Interaction with fishing gears represents the main anthropogenic threat at sea for sea turtles worldwide, and identifying the hotspots of turtle bycatch is a priority knowledge gap.
Turtle stranding data represent a source of information about mortality areas at sea that are not fully exploited. This study aims to infer turtle mortality areas of turtles stranded along the Italian Adriatic Coast in the period 2019–2021 (1432 records), through backtrack modelling of carcasses. Specifically, the decomposition process of eight loggerhead carcasses was monitored, and the relationship between floating period (FP), turtle size and sea temperature was modelled through a generalized additive model. Oceanographic information was then used to track the routes of floating carcasses back, knowing their size and decomposition stage, and finally estimate the likely area of mortality. A complementary numerical experiment of connectivity between coastal and offshore areas gave indication that areas of potential mortality are relatively close to the coast, particularly in the northern Adriatic.
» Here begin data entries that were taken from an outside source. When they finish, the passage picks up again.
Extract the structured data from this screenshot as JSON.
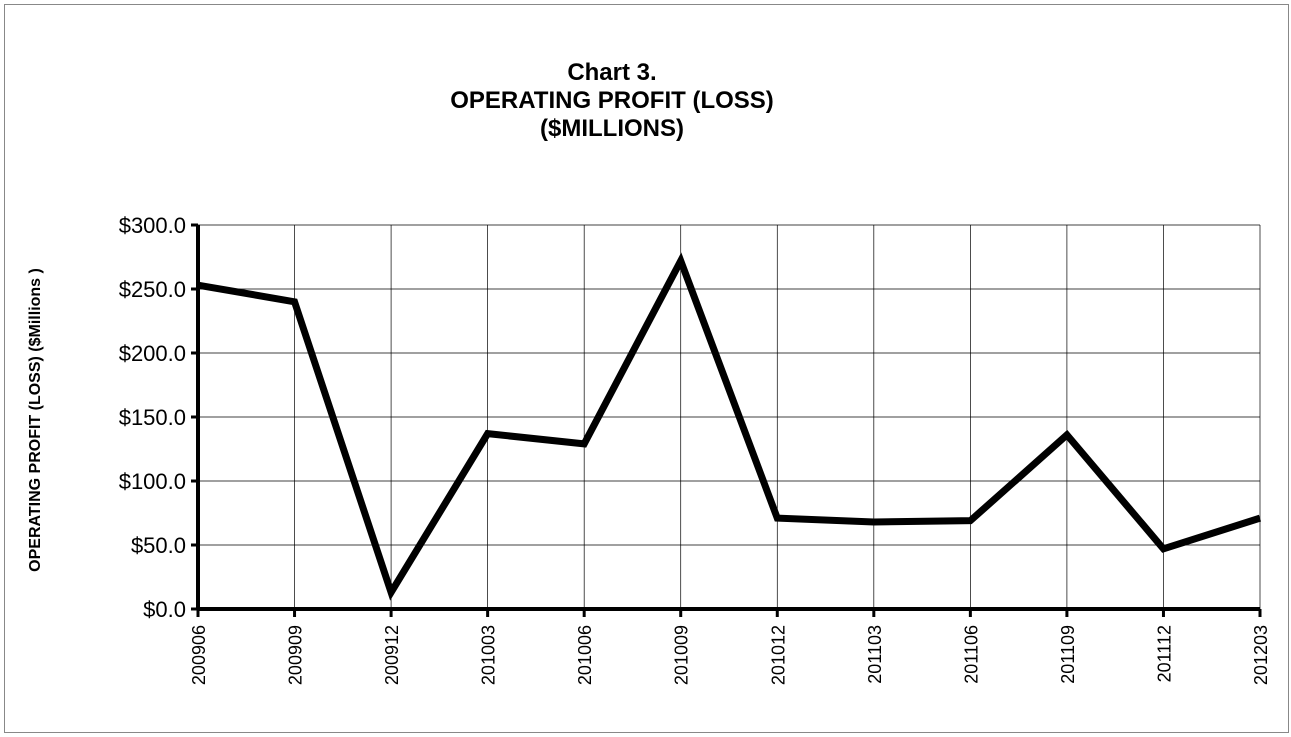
{
  "chart_data": {
    "type": "line",
    "title": [
      "Chart 3.",
      "OPERATING PROFIT (LOSS)",
      "($MILLIONS)"
    ],
    "y_label": "OPERATING PROFIT (LOSS) ($Millions )",
    "categories": [
      "200906",
      "200909",
      "200912",
      "201003",
      "201006",
      "201009",
      "201012",
      "201103",
      "201106",
      "201109",
      "201112",
      "201203"
    ],
    "series": [
      {
        "name": "OPERATING PROFIT (LOSS)",
        "color": "#000000",
        "values": [
          253,
          240,
          13,
          137,
          129,
          272,
          71,
          68,
          69,
          136,
          47,
          71
        ]
      }
    ],
    "ylim": [
      0,
      300
    ],
    "yticks": [
      {
        "value": 0,
        "label": "$0.0"
      },
      {
        "value": 50,
        "label": "$50.0"
      },
      {
        "value": 100,
        "label": "$100.0"
      },
      {
        "value": 150,
        "label": "$150.0"
      },
      {
        "value": 200,
        "label": "$200.0"
      },
      {
        "value": 250,
        "label": "$250.0"
      },
      {
        "value": 300,
        "label": "$300.0"
      }
    ],
    "grid": true
  }
}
Stranded turtles probably represent just a small fraction (17%–25%) of total at‐sea mortalities in the study area (Italian Adriatic waters), with decomposition rates, season and distance from shore influencing their stranding likelihood. Hence, strandings can inform only about spatio‐temporal variability of coastal mortality hotspots.
Inferred areas of turtle mortality were most likely located in the North and Central Adriatic all over the year and overlap with heatmaps of fishing effort, obtained from vessel monitoring system (VMS) and automatic identification system (AIS) data, in the Gulf of Manfredonia and in the North‐West Adriatic in the cold (September–December) and warm (May–August) periods, respectively.